Background/Objectives: Breast cancer cells rely on both mitochondrial metabolism and proteostatic mechanisms for cell fitness. The mitochondrial enzyme IDH2 supports redox balance and biosynthesis, while the ubiquitin-proteasome system (UPS) preserves protein quality. This study aimed to determine whether inhibiting IDH2 enhances sensitivity to proteasome-targeting agents across breast cancer subtypes. Methods: A panel of human and murine breast cancer cell lines was treated with the IDH2 inhibitor AGI-6780, alone or in combination with the proteasome inhibitor carfilzomib (CFZ) or the E1 ubiquitin-activating enzyme inhibitor TAK-243. Synergy was evaluated using Bliss scoring.

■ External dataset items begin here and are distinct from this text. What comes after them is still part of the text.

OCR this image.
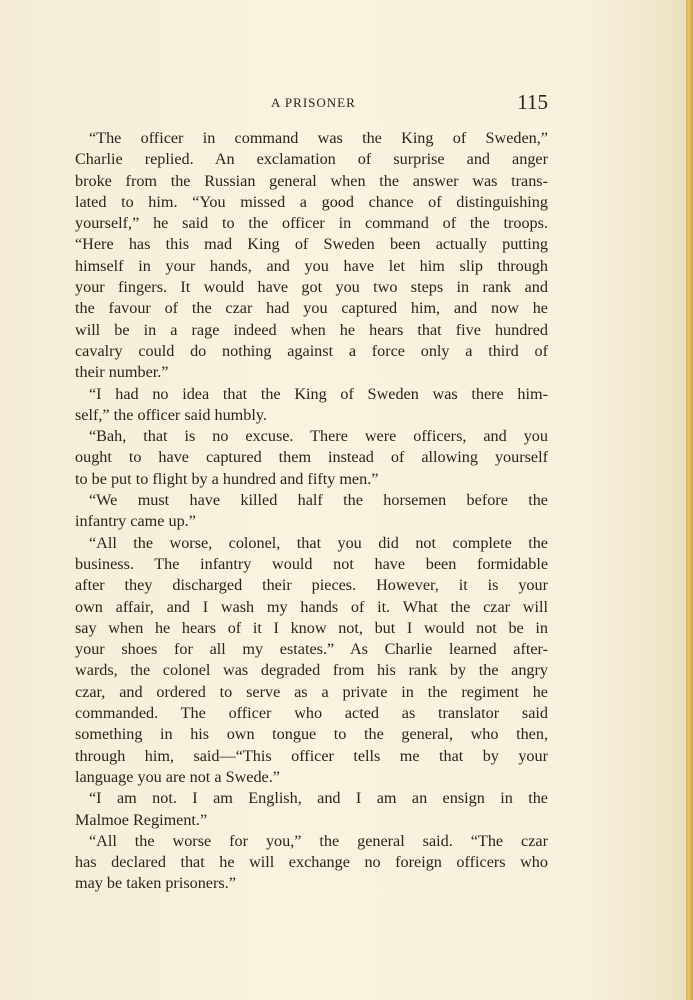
A PRISONER	115
“The officer in command was the King of Sweden,”
Charlie replied. An exclamation of surprise and anger
broke from the Russian general when the answer was trans-
lated to him. “You missed a good chance of distinguishing
yourself,” he said to the officer in command of the troops.
“Here has this mad King of Sweden been actually putting
himself in your hands, and you have let him slip through
your fingers. It would have got you two steps in rank and
the favour of the czar had you captured him, and now he
will be in a rage indeed when he hears that five hundred
cavalry could do nothing against a force only a third of
their number.”
“I had no idea that the King of Sweden was there him-
self,” the officer said humbly.
“Bah, that is no excuse. There were officers, and you
ought to have captured them instead of allowing yourself
to be put to flight by a hundred and fifty men.”
“We must have killed half the horsemen before the
infantry came up.”
“All the worse, colonel, that you did not complete the
business. The infantry would not have been formidable
after they discharged their pieces. However, it is your
own affair, and I wash my hands of it. What the czar will
say when he hears of it I know not, but I would not be in
your shoes for all my estates.” As Charlie learned after-
wards, the colonel was degraded from his rank by the angry
czar, and ordered to serve as a private in the regiment he
commanded. The officer who acted as translator said
something in his own tongue to the general, who then,
through him, said—“This officer tells me that by your
language you are not a Swede.”
“I am not. I am English, and I am an ensign in the
Malmoe Regiment.”
“All the worse for you,” the general said. “The czar
has declared that he will exchange no foreign officers who
may be taken prisoners.”
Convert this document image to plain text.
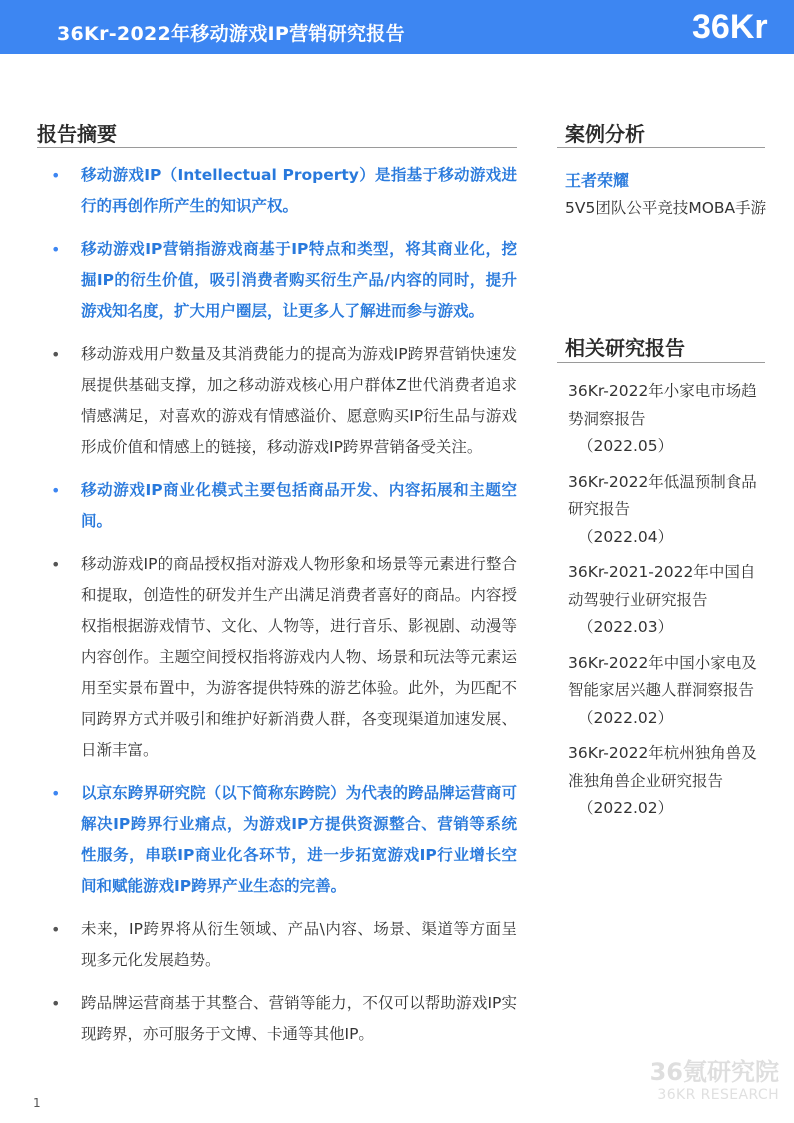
36Kr-2022年移动游戏IP营销研究报告	36Kr
报告摘要
• 移动游戏IP（Intellectual Property）是指基于移动游戏进行的再创作所产生的知识产权。
• 移动游戏IP营销指游戏商基于IP特点和类型，将其商业化，挖掘IP的衍生价值，吸引消费者购买衍生产品/内容的同时，提升游戏知名度，扩大用户圈层，让更多人了解进而参与游戏。
• 移动游戏用户数量及其消费能力的提高为游戏IP跨界营销快速发展提供基础支撑，加之移动游戏核心用户群体Z世代消费者追求情感满足，对喜欢的游戏有情感溢价、愿意购买IP衍生品与游戏形成价值和情感上的链接，移动游戏IP跨界营销备受关注。
• 移动游戏IP商业化模式主要包括商品开发、内容拓展和主题空间。
• 移动游戏IP的商品授权指对游戏人物形象和场景等元素进行整合和提取，创造性的研发并生产出满足消费者喜好的商品。内容授权指根据游戏情节、文化、人物等，进行音乐、影视剧、动漫等内容创作。主题空间授权指将游戏内人物、场景和玩法等元素运用至实景布置中，为游客提供特殊的游艺体验。此外，为匹配不同跨界方式并吸引和维护好新消费人群，各变现渠道加速发展、日渐丰富。
• 以京东跨界研究院（以下简称东跨院）为代表的跨品牌运营商可解决IP跨界行业痛点，为游戏IP方提供资源整合、营销等系统性服务，串联IP商业化各环节，进一步拓宽游戏IP行业增长空间和赋能游戏IP跨界产业生态的完善。
• 未来，IP跨界将从衍生领域、产品\内容、场景、渠道等方面呈现多元化发展趋势。
• 跨品牌运营商基于其整合、营销等能力，不仅可以帮助游戏IP实现跨界，亦可服务于文博、卡通等其他IP。
案例分析
王者荣耀
5V5团队公平竞技MOBA手游
相关研究报告
36Kr-2022年小家电市场趋势洞察报告
（2022.05）
36Kr-2022年低温预制食品研究报告
（2022.04）
36Kr-2021-2022年中国自动驾驶行业研究报告
（2022.03）
36Kr-2022年中国小家电及智能家居兴趣人群洞察报告
（2022.02）
36Kr-2022年杭州独角兽及准独角兽企业研究报告
（2022.02）
36氪研究院
36KR RESEARCH
1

Apoptosis, clonogenicity, and pathway modulation were assessed through Western blotting, colony-formation assays, and reverse-phase protein array (RPPA) profiling. Results: We observed that co-targeting IDH2 and the UPS produced strong synergistic cytotoxicity in multiple breast cancer models, including in triple-negative MDA-MB-231 and 4T1 cells (Bliss > 25). Combination treatments led to pronounced apoptosis, evidenced by cleaved PARP-1 and Caspase-3 cleavage, and a marked loss of clonogenic potential. RPPA analysis revealed significant alterations in key survival and stress-response pathways, including NF-κB, PI3K-p85, Src, and p38-MAPK. Conclusions: Inhibition of IDH2 markedly enhances the cytotoxic effects of proteasome-targeting by disrupting metabolic–proteostatic balance and promoting apoptotic cell death. These findings identify a growth-inhibitory effect that may be leveraged to improve functional dependency in breast cancer, particularly in triple-negative breast cancer, which currently lacks efficient drug treatments.